C'était un soir que tout brillait de feux ;
Un soir qu'éclatant de lumières,
Tivoli lassait les paupières
De mille curieux.

Là, des bosquets blanchis ; là, des masses plus sombres ;
Des soleils de cristal, des jours brusques, des ombres
Qui s'allongent sur le gazon ;
Aux branches des ormeaux des lampes suspendues ;
Des nacelles dans l'air ; d'innombrables statues
Et des chœurs qui dansent en rond !

Ô jardins enchantés ! scènes éblouissantes !
Brises du soir ! zéphirs ! haleines caressantes !
Air brûlant, imprégné de désirs et d'amour !
Femmes, qu'on suit de l'œil de détour en détour !
Tumulte ! bals confus, aux amants si propices !
Tourbillon entraînant ! Tivoli !... — Quand mon cœur,
Froissé par le dégoût, mais ardent au bonheur,
Voudra du souvenir savourer les délices,
J'irai sous tes arceaux, à la place où brilla,
Comme un astre d'argent, comme un blanc météore,
Comme un premier éclat d'une naissante aurore,
Cette belle inconnue... Et je dirai : « C'est là ! »

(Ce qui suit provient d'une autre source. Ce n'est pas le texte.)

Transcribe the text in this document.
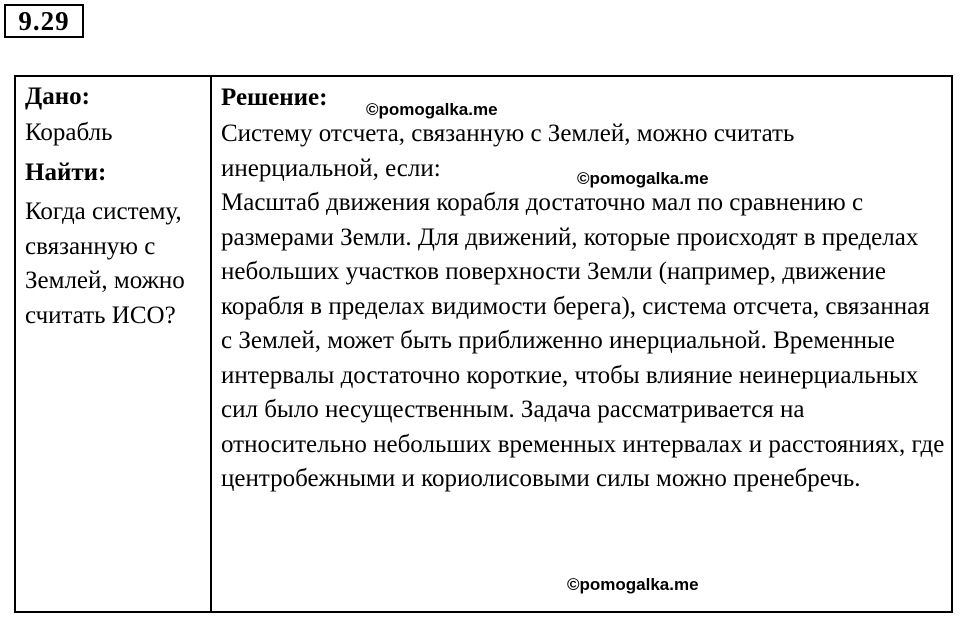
9.29
Дано:
Корабль
Найти:
Когда систему, связанную с Землей, можно считать ИСО?
Решение:
Систему отсчета, связанную с Землей, можно считать инерциальной, если:
Масштаб движения корабля достаточно мал по сравнению с размерами Земли. Для движений, которые происходят в пределах небольших участков поверхности Земли (например, движение корабля в пределах видимости берега), система отсчета, связанная с Землей, может быть приближенно инерциальной. Временные интервалы достаточно короткие, чтобы влияние неинерциальных сил было несущественным. Задача рассматривается на относительно небольших временных интервалах и расстояниях, где центробежными и кориолисовыми силы можно пренебречь.
©pomogalka.me
©pomogalka.me
©pomogalka.me
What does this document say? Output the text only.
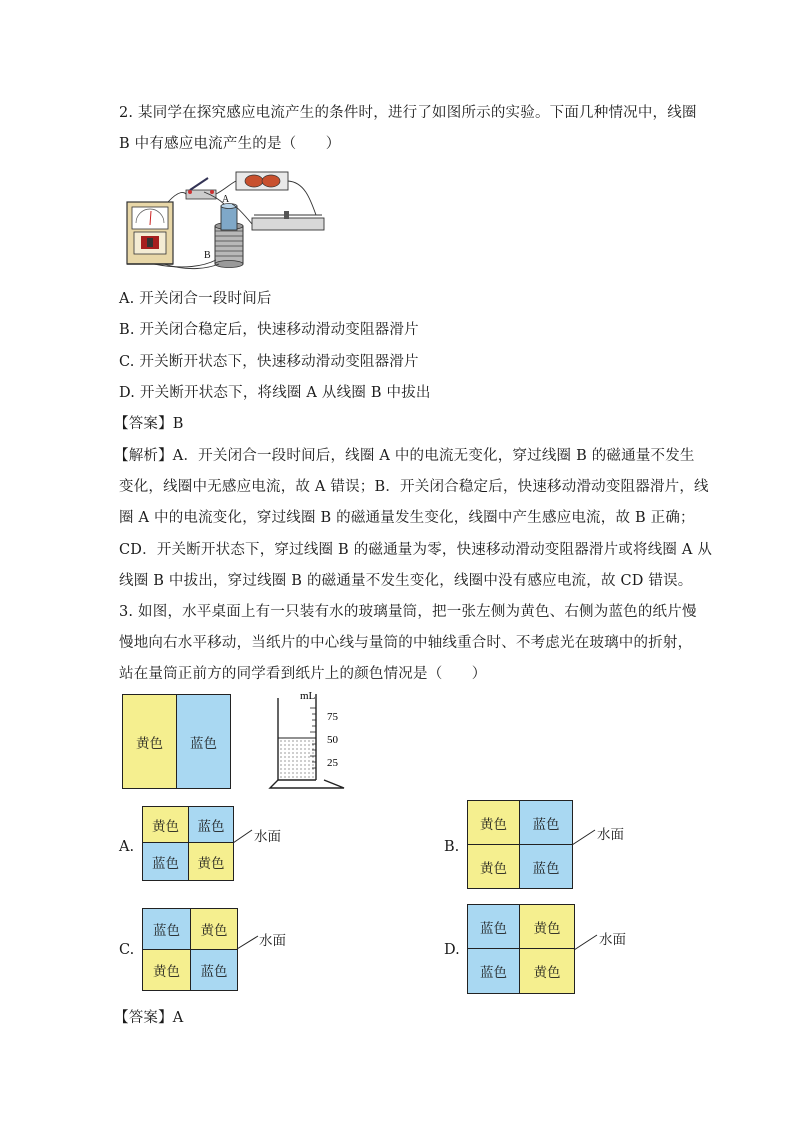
2. 某同学在探究感应电流产生的条件时，进行了如图所示的实验。下面几种情况中，线圈
B 中有感应电流产生的是（　　）
A
B
A. 开关闭合一段时间后
B. 开关闭合稳定后，快速移动滑动变阻器滑片
C. 开关断开状态下，快速移动滑动变阻器滑片
D. 开关断开状态下，将线圈 A 从线圈 B 中拔出
【答案】B
【解析】A．开关闭合一段时间后，线圈 A 中的电流无变化，穿过线圈 B 的磁通量不发生
变化，线圈中无感应电流，故 A 错误；B．开关闭合稳定后，快速移动滑动变阻器滑片，线
圈 A 中的电流变化，穿过线圈 B 的磁通量发生变化，线圈中产生感应电流，故 B 正确；
CD．开关断开状态下，穿过线圈 B 的磁通量为零，快速移动滑动变阻器滑片或将线圈 A 从
线圈 B 中拔出，穿过线圈 B 的磁通量不发生变化，线圈中没有感应电流，故 CD 错误。
3. 如图，水平桌面上有一只装有水的玻璃量筒，把一张左侧为黄色、右侧为蓝色的纸片慢
慢地向右水平移动，当纸片的中心线与量筒的中轴线重合时、不考虑光在玻璃中的折射，
站在量筒正前方的同学看到纸片上的颜色情况是（　　）
黄色	蓝色
mL
75
50
25
A.
黄色	蓝色
蓝色	黄色
水面
B.
黄色	蓝色
黄色	蓝色
水面
C.
蓝色	黄色
黄色	蓝色
水面
D.
蓝色	黄色
蓝色	黄色
水面
【答案】A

C'est là qu'elle s'assit, rêveuse
Et fermant ses yeux à demi :
Là qu'elle demeura, pâle et silencieuse,
Près d'un vieil époux endormi.

Malheureuse peut-être au sein de la richesse !
Malheureuse peut-être avec tant de jeunesse !...
Comme elle était belle, grand Dieu !
Et je l'oublierais, moi !... j'oublierais sa tristesse
Et son regard qui semblait un adieu !...

Non !... non, jamais ! — Un jour, dans les fêtes bruyantes,
De plaisir, de beauté, des femmes rayonnantes,
Pourront étaler à mes yeux
De leurs dix-huit printemps les grâces orgueilleuses,
Et tracer, en riant, dans leurs danses joyeuses,
Des pas voluptueux.

Quand je verrai leurs rangs s'ouvrir à mon passage,
Quand j'aurai vu rougir leur gracieux visage,
Peut-être alors mon cœur palpitera ;
A mes regards une autre sera belle :
Mais je dirai : Ce n'est pas elle...
Et mon bonheur s'envolera.

Charles Dovalle.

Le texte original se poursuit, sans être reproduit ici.